The cast of characters of the planet Arrakis is a bit large, and many are introduced early on. I didn’t have them all straight right away, but I felt I knew who and what I needed to know at the moment. The characters are intriguing and rarely predictable. I got to know them, see the many sides of them, gradually, though I quickly saw the depths to these characters ran deep.
I soon saw the potential messianic path for Paul. Time hidden in the desert while he learned, matured. Then he would emerge, “resurrected,” since so many thought him dead. Not far from how the story plays out, and yet I wouldn’t call Dune predictable by any means. Familiar, perhaps, but not predictable. The widely held suspicion that Paul’s mother was the traitor added tension on top of tension. I would not have bet she survived, but the hints of his sister allowed me to hope for her survival.
The setup was long and perhaps a tad slow, but when reading an 800-page book, you must be prepared for that. It wasn’t an unacceptable pace, and the setup did its job. The buildup to the first major plot point was incredibly tense.
Though it revealed its secrets slowly, before long the world of Dune had drawn me in. At first I was aware of the many details about this new world, learning terms with the help of the glossary (knew this book was an undertaking).

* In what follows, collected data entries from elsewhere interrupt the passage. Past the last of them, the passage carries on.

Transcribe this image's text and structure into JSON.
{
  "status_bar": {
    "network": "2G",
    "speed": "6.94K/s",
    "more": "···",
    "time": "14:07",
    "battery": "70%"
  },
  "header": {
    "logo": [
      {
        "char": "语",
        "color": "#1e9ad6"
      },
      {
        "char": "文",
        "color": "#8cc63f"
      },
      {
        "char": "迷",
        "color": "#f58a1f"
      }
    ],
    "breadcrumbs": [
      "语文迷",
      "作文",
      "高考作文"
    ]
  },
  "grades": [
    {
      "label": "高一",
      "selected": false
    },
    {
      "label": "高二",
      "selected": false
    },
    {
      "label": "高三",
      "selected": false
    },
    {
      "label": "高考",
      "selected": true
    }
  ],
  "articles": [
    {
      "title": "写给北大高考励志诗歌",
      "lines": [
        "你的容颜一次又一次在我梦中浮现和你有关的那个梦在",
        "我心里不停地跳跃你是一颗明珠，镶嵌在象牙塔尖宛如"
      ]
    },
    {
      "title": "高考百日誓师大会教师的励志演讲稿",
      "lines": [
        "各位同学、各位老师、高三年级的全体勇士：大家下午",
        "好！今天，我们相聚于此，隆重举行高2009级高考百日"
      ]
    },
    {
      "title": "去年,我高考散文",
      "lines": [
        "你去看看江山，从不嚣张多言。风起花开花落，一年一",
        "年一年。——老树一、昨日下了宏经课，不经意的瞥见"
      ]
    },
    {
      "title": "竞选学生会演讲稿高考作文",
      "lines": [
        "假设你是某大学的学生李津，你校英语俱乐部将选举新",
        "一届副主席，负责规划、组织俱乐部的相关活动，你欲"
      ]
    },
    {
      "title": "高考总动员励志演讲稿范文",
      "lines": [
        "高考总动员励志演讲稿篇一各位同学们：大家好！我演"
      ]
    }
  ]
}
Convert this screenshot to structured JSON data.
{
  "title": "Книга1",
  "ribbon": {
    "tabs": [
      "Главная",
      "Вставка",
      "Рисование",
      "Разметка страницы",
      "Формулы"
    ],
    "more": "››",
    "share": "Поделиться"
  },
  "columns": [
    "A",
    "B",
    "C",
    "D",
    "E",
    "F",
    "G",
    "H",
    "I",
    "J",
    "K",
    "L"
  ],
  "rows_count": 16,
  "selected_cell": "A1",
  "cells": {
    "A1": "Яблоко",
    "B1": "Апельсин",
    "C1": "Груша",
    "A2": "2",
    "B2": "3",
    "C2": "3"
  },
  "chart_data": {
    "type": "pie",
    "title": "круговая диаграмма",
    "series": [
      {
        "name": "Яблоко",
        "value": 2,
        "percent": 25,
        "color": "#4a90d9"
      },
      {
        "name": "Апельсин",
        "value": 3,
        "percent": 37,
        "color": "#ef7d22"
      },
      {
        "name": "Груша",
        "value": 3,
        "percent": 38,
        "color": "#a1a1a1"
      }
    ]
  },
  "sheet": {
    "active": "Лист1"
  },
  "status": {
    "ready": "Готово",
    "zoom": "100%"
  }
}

But before I knew it, I was thinking about the book when I wasn’t reading and anxious to get back to it. I wanted to know more! The world certainly sucked me in!
The pace picked up as treachery revealed itself and events began to unfold. The web of connected plots, people, and power was intricate and fascinating. As I got to know the characters better, as they revealed more about themselves, I became attached to some and wished horrible deaths for others. I tried to predict who would turn against Paul or prove an ally. I wondered who would die and who would be left at the end of this sweeping story. It’s no wonder this tale was told over six books. The layers woven over layers makes for a complicated story.
One problem I had with this book was the use of omniscient point of view. It reminded me why I don’t like that POV: it feels like head-hopping. It was hard to keep straight whose head I was in at any given moment. Herbert even switched mid-paragraph at times. I guess this was true omniscient. But it was distracting.
“His voice was low, charged with unspeakable adjectives.” That tells you all you need to know–a swift death would be too good!
Herbert knew how to turn a phrase and craft a story. Dune is gripping, full of suspense and political intricacies. I can’t wait to see how the story continues.